If you have ever detached your lawn, then you’re aware of how much grass and thatch you end up pulling out of your lawn. Usually, you’ll have a great big pile of thatch that can be difficult to dispose of. Now, this shouldn’t deter you from dethatching because there are a few disposal options available that you might not be aware of. So, let’s look at a few ideas of what to do with thatch after dethatching.
What Can You Do with Lawn Thatch After Dethatching? (The Short Answer)
Dethatching a lawn usually results in a big pile of thatch. You can discard this thatch waste by composting or taking it to a green waste processing facility. Here are four examples of what to do with lawn thatch after dethatching.
- Home Compost
- Green Waste Collection
- Green Waste Drop-Off Location
- Contact a Local Landscaper
Why Thatch Can’t Just Be Left on the Lawn
The whole point of dethatching is to remove the top organic layer from your lawn’s soil bed to improve issues such as air exchange, nutrient intake, and water absorption. If you don’t collect the thatch once you have finished dethatching, this material will very quickly work its way back to the top of the soil.

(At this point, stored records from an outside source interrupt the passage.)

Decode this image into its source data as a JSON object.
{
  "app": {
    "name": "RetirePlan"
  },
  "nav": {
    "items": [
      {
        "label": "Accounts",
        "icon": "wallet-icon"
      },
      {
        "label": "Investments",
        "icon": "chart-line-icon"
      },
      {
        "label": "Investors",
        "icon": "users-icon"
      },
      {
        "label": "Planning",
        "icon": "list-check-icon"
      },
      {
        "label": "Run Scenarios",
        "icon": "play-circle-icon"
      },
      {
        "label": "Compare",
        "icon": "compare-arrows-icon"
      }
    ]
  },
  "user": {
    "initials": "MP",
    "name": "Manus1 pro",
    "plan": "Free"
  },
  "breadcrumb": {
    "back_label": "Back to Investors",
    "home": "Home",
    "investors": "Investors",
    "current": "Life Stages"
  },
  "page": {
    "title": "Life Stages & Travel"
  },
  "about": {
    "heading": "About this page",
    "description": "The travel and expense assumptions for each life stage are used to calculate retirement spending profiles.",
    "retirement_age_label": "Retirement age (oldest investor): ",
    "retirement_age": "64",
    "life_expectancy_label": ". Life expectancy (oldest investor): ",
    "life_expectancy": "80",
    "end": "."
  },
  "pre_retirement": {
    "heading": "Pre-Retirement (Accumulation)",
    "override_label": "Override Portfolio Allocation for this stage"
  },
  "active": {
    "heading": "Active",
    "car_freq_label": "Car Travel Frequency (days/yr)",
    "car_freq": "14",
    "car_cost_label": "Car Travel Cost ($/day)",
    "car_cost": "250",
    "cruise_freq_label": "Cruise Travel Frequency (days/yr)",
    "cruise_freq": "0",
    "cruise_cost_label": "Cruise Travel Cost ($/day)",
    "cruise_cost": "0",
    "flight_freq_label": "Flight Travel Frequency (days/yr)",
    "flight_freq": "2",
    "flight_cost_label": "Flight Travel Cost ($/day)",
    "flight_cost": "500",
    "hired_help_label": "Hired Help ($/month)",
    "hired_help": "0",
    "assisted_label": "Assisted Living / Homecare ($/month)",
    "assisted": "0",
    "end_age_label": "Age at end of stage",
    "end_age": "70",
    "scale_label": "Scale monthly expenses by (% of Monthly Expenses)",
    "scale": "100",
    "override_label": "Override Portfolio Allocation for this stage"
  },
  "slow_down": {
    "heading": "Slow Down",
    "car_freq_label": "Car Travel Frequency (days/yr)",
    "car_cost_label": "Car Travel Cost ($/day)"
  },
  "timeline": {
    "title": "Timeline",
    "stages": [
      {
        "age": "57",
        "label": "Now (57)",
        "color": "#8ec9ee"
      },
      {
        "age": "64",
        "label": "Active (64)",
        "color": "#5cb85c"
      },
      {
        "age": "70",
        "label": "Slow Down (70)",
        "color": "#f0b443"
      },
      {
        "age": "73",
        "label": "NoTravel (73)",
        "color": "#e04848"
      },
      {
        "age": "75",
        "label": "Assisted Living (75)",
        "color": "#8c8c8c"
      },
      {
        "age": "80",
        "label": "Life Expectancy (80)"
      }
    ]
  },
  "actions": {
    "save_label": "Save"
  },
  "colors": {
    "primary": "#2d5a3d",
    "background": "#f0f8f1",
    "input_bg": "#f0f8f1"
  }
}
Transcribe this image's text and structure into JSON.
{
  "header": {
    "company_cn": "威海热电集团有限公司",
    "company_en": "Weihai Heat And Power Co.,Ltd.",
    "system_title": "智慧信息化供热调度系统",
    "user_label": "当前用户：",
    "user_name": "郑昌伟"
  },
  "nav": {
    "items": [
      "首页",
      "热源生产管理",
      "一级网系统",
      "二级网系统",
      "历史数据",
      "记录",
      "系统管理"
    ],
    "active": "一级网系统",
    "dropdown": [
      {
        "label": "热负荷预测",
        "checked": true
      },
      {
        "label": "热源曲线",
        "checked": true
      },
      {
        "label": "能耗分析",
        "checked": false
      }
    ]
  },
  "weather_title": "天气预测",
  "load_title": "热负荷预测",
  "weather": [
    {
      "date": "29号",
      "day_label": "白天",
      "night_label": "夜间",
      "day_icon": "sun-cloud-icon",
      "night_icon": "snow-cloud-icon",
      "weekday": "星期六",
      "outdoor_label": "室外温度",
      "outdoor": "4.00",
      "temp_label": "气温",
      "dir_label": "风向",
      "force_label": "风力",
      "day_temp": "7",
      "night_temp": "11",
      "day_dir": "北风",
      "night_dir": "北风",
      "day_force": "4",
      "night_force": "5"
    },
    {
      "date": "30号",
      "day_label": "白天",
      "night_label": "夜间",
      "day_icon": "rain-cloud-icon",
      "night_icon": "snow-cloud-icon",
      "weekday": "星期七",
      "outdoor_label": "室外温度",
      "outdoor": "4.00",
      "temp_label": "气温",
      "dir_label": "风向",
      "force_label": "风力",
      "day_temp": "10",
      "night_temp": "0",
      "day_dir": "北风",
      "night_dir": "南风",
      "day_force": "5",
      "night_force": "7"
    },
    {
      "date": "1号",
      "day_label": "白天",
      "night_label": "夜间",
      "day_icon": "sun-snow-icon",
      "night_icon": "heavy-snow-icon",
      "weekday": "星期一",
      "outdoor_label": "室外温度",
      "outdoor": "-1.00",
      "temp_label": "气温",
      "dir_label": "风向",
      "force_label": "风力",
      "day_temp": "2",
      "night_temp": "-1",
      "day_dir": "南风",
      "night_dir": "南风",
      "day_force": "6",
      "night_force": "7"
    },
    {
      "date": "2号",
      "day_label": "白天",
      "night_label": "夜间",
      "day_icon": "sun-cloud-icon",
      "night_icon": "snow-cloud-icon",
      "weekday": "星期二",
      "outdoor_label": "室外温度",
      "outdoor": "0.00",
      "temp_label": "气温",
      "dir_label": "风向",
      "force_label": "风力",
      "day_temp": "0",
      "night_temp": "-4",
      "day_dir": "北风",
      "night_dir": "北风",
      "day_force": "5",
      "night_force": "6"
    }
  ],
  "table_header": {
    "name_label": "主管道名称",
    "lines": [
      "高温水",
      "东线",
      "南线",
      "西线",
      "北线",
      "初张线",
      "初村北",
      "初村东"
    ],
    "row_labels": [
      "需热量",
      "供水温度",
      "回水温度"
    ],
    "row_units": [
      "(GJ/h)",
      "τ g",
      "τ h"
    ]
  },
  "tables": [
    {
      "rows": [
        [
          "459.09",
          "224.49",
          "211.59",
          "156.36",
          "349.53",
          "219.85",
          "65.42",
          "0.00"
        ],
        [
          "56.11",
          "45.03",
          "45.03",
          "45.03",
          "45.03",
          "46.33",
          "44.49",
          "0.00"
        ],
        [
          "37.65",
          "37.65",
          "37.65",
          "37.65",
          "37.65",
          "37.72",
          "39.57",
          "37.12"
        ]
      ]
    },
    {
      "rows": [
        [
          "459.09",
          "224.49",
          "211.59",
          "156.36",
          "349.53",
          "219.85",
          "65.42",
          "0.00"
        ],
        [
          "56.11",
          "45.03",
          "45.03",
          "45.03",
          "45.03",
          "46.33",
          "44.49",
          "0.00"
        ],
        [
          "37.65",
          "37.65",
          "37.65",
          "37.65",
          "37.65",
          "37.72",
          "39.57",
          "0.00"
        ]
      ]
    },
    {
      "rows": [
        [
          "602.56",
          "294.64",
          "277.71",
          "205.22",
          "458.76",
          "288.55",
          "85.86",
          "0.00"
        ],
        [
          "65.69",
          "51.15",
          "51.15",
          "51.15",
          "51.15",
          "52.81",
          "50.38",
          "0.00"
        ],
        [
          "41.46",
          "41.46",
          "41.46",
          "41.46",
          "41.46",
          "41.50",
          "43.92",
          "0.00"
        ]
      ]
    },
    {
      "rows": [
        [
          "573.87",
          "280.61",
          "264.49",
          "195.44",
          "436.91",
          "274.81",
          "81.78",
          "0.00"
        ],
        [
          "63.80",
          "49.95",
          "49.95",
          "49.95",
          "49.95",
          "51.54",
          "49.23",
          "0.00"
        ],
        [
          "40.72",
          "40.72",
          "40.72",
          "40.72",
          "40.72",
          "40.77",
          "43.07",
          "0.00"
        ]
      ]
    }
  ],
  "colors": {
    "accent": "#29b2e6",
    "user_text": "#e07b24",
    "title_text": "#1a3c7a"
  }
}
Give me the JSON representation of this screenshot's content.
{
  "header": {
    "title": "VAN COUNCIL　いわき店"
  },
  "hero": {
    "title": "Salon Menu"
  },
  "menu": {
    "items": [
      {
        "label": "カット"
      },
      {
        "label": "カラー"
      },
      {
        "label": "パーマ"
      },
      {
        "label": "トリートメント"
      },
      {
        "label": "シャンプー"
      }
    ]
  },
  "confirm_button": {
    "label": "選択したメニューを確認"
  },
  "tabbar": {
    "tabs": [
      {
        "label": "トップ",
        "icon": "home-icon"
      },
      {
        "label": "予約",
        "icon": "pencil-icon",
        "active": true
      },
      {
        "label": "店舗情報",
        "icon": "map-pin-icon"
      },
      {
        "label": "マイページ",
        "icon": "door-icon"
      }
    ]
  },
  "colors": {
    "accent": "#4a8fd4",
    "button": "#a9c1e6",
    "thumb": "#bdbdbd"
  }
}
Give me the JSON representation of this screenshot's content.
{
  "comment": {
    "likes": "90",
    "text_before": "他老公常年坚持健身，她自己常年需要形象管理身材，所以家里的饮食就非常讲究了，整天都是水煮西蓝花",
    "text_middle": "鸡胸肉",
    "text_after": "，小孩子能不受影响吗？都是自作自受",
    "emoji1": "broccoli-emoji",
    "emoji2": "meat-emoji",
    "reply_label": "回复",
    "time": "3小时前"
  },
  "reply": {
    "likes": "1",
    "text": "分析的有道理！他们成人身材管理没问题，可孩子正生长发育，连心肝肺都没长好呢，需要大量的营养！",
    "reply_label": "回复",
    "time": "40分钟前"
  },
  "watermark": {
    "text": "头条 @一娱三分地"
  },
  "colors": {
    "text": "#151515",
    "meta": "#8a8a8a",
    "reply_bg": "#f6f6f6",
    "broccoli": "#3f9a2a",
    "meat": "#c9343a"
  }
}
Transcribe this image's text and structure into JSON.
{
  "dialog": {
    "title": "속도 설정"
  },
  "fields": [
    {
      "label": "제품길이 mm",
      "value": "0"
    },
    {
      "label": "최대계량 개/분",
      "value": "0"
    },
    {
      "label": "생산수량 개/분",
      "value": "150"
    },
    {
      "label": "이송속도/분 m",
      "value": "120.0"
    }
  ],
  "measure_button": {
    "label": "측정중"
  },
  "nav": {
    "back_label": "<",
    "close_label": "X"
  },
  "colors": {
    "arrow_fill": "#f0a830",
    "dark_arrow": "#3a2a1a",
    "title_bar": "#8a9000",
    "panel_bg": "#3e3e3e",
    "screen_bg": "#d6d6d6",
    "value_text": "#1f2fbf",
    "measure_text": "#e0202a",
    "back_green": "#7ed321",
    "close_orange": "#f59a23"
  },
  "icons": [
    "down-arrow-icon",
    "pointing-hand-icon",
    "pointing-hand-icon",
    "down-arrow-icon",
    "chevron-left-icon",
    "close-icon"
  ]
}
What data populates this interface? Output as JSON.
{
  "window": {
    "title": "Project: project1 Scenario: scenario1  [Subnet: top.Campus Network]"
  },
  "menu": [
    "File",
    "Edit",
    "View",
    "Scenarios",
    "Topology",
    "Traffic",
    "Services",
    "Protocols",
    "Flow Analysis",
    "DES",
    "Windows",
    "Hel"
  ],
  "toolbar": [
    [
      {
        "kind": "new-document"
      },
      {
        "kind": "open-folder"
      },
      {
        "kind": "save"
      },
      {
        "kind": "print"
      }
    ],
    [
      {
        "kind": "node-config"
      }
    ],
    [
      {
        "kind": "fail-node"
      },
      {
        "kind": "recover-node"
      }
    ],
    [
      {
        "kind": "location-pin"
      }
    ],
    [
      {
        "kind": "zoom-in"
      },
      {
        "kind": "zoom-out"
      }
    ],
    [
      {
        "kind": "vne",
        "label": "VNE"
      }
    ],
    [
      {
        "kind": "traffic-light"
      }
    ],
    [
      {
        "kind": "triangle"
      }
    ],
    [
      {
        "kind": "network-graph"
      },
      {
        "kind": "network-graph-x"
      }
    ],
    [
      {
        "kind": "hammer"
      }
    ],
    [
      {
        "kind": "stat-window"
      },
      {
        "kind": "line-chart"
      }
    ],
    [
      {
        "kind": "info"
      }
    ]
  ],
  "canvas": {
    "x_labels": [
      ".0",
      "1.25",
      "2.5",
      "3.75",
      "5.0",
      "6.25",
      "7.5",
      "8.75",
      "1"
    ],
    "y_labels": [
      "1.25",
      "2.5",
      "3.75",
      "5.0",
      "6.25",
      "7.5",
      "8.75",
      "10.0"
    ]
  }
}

The excessive amount of composting material is too much for your soil bed to take on at one time, so your lawn roots will still face the same issues you were trying to avoid by dethatching. In addition, with the thatch material now sitting on top of your lawn, you’ll also start to have issues with things such as a lack of sunlight reaching the grass blades and a disruption of the photosynthesis process.
So, the best thing you can do is remove the thatch from your lawn as quickly as possible. Even letting the thatch sit on top of your lawn for a few days will cause some issues.
How to Pick Up Thatch After Dethatching
The easiest way I have found to pick up thatch after dethatching is to use a rake and a few large paper yard compostable waste bags. After I’ve collected most of the thatch, I run my mower over the lawn with the bagging system attached and use the mower’s power to suck up any remaining thatch. Finally, I put anything my lawn mower collected into the compostable paper waste bags.
4 Ways to Dispose of/Use Lawn Thatch After Dethatching
Now that you have all of your thatch collected into one area or bag, it’s time to dispose of the waste. So, let’s take a look at four possible options of what to do with thatch after dethatching.
The first option would be to add the thatch to your home compost heap and turn it into compost for use in your garden. The only thing you need to be careful of is adding chemicals to your compost. So this is only a good idea if you haven’t added chemicals to your lawn recently.
If you have, then a percentage of these chemicals will end up being added to the compost heap. Because certain chemicals can mess up the composting process, you’ll want to be careful. Double-check if any of the chemicals that you have used are going to be harmful. If they are, then you’ll want to consider using a different option.
Green Waste Collection
In my area, my local municipality provides a green waste collection service alongside my regular trash. So, in my case, all I need to do is set my thatch alongside my green recycling and allow the city to collect it. The first time I tried this, I gave my local municipality a quick call to see if they had any special requirements regarding thatch. All they told me was that I should either place the thatch in the green trash can or bag it using paper yard waste bags.
So, if your local municipality offers this service and you’ve never used it before, I recommend you call and ask about specific requirements regarding thatch disposal and collection.
Green Waste Drop-Off Location
After some research, I discovered that my municipality took the local yard waste to a recycling center, where it was then turned into compost. It turns out that this same facility is also open to local lawn care/landscaping companies and the general public.
So, instead of waiting for trash day, you can take your yard waste directly to the processing center. All you need to do is give your city a call and ask them where the yard waste recycling center is. Mine is only a few miles away, and it is totally free.
Contact a Local Landscaper
Another option I have come across is to ask a local lawn care or landscaping company if they can take the thatch off your hands. Many lawn care companies in my area use tipper trucks to remove garden waste from the properties they service. They then drive the truck straight to the yard waste recycling center.
Now, because these guys are commercial contractors, they usually have to pay to dump the garden waste. So, I give my local guys either $10 bucks or a 12-pack to thank them for their help.